Contraindications Documented hypersensitivity; cardiac arrhythmias or angle-closure glaucoma; local anesthesia in areas such as fingers or toes because vasoconstriction may produce sloughing of tissue; do not use during labor (may delay second stage of labor)
Interactions Increases toxicity of beta- and alpha-blocking agents and that of halogenated inhalational anesthetics
Pregnancy C - Safety for use during pregnancy has not been established.
Precautions Caution in hypertension, hyperthyroidism, and cerebrovascular insufficiency; rapid IV infusions may cause death from cerebrovascular hemorrhage or cardiac arrhythmias
Drug Name
Naloxone (Narcan) -- Opioid receptor blocker. Experimental evidence suggests that it may increase blood pressure for babies in shock, perhaps by blocking the binding of endogenously produced endorphins released in sepsis, particularly from gram-negative organisms.
Pediatric Dose Bolus dose: 0.1 mg/kg IV
For continuous IV infusion, administer a test dose as above, observe for magnitude and duration of effect, and calculate continuous dose appropriately
Reported dosage range 2.5-160 mcg/kg/h IV
Contraindications Documented hypersensitivity; opioid addiction in baby or mother if baby is <7 d
Interactions Blocks the effects of narcotic analgesics and those of endogenous endorphins that may be involved in intrinsic pain relief pathways
Pregnancy C - Safety for use during pregnancy has not been established.

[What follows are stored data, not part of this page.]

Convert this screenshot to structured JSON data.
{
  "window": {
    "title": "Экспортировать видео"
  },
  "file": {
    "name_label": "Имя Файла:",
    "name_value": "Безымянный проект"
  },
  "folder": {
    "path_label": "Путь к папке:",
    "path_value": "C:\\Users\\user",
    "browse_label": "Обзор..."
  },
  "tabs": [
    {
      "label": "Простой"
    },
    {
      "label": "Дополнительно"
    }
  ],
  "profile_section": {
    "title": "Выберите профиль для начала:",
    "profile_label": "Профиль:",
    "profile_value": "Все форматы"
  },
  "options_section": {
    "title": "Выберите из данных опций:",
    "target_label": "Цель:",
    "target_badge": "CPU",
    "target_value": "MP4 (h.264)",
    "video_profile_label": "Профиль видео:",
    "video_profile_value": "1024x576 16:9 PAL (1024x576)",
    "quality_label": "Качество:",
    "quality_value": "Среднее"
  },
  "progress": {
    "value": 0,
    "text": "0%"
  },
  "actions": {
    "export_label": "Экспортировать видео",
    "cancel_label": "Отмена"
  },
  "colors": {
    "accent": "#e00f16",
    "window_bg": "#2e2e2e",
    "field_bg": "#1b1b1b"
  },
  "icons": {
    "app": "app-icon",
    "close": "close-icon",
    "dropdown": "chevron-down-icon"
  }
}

Precautions Caution in cardiovascular disease; naloxone may precipitate withdrawal symptoms in patients addicted to opiates
Drug Category: Volume expanders -- Patients with severe illness may experience fluid shifts to the extracellular space, resulting in intravascular depletion requiring expansion.Drug Name
Albumin (5% and 25%) -- Used to increase intravascular oncotic pressure in hypovolemia and helps mobilize fluids from the interstitial to the intravascular space. Concentration can be either 5% (5 g/100 mL) or 25% (25 g/100 mL), depending on the desired effect.
Pediatric Dose Typical dose: 0.5-1 g/kg
Use 5% to replete the intravascular space
Use 25% to move fluid from the extravascular to the intravascular space
Contraindications Documented hypersensitivity; severe anemia; cardiac failure
Interactions None reported
Pregnancy C - Safety for use during pregnancy has not been established.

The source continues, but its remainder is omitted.